Crossing a recently thawed section of the San Pedro Parks Wilderness

Crossing a recently thawed section of the San Pedro Parks Wilderness

CDT mile 633, miles hiked 26
No, no, no New Mexico you see it’s not you, it’s me.  I need to go, I know you have been wonderful to me with your desolate yet beautiful bootheel, where is saw ocochita in bloom and hummingbirds feeding on them. You welcomed me into the Gila and amazed me with giant trees, cold water, and cliff dwellings.  You didn’t stop there though you took me over Mt Taylor then by some of the most amazing crypto and sandstone canyons, and please let’s not forget El Malpais and Ventana Arch.

The trail angels and the ranchers we met were the best and the people of your state and are so friendly.

But you see here’s the thing, New Mexico as much as I love you and want to stay I can’t. I am a thru-hiker and it’s time for me to move on.  You see there is this other girl named Colorado who is rumored to be nothing short of wild abandon and full of danger and adventure.  As much as I want to stay with you my now familiar love I can’t, it’s time for me to go.

What I do understand is you not wanting me to leave, but really did you have to show me in such a harsh way.

A snowy forest service road was part of the game

It all started after we finished hiking through some wonderful meadows up some cliffs, and viewing elk.  After navigating some snow and then opting for the road we came to the last option on the J Ley maps, an open and probably snow free road that went low or the official route through the forest.  We left things to fate and flipped a coin, heads official, tails alternate.  Freefall produced a quarter from his pack and flipped it into the air, heads it was.

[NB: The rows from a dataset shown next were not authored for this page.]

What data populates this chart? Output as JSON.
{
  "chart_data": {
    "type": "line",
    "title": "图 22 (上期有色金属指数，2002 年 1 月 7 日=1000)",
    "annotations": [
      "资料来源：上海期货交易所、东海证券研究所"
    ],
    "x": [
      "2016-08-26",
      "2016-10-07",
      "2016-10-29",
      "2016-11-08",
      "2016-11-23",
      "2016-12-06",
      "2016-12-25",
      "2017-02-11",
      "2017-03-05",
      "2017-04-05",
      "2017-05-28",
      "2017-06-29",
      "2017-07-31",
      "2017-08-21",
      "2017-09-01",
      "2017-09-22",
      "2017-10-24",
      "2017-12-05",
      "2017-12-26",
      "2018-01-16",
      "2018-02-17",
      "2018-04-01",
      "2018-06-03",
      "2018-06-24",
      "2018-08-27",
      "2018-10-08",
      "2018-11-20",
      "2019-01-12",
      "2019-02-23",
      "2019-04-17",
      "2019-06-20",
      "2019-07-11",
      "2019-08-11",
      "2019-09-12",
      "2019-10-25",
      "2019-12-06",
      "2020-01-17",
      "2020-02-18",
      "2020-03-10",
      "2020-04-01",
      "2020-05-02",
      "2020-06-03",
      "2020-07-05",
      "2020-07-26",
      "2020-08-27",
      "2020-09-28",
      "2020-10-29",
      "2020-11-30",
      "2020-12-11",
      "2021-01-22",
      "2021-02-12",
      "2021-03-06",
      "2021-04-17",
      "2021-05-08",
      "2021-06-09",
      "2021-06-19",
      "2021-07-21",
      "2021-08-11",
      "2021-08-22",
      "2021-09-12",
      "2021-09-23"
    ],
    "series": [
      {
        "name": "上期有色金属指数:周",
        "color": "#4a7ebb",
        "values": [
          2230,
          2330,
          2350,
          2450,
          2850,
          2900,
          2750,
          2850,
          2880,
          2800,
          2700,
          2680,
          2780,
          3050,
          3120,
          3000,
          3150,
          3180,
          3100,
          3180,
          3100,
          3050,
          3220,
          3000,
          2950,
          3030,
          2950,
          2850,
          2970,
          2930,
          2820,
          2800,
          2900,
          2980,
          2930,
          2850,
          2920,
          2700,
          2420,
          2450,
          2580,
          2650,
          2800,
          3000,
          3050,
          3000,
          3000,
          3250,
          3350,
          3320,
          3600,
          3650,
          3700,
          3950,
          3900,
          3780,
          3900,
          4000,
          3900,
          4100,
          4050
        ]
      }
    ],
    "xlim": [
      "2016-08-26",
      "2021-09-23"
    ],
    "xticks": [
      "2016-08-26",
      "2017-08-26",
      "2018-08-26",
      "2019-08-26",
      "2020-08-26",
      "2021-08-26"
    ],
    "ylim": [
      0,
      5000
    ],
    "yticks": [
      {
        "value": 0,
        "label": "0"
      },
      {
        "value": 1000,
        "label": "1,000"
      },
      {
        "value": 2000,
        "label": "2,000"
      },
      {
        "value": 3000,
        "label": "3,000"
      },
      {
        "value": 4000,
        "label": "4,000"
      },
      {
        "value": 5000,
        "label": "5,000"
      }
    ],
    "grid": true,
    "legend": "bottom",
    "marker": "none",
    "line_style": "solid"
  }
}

High snow makes route finding hard at times

We started on the route at first it was not too bad, we took a break at 3 and ate some snacks, we saw that we were only 6.5 miles from the border so at 3:30 we set off.  For the next 3 1/2 hours, we navigated snow, post-holing at times up to our crotch, getting scratched and having to constantly decide the best way either up, down or side hilling.  Finally, we arrived at Dixie Creek which was snow free on its far bank.

A tiny high five to celebrate the border crossing

After a brief ten minute break to fill water bottles and rest the mind for a few seconds we, we plotted our way cross country to the border only a 1/2 mile away.

We came up the hill and there in the forest was a leaning sign and a defunct barbed wire gate, how fitting.  We walked over the line and let out a cheer one state down and 4 to go.  We, of course, took our celebratory pictures and then headed up the hill to make camp.  The view is amazing and Colorado has greeted us with big mountains.

So you see New Mexico it was great and I will always love you and be back, but for now, the siren song of the Rocky Mountains is calling and I must go.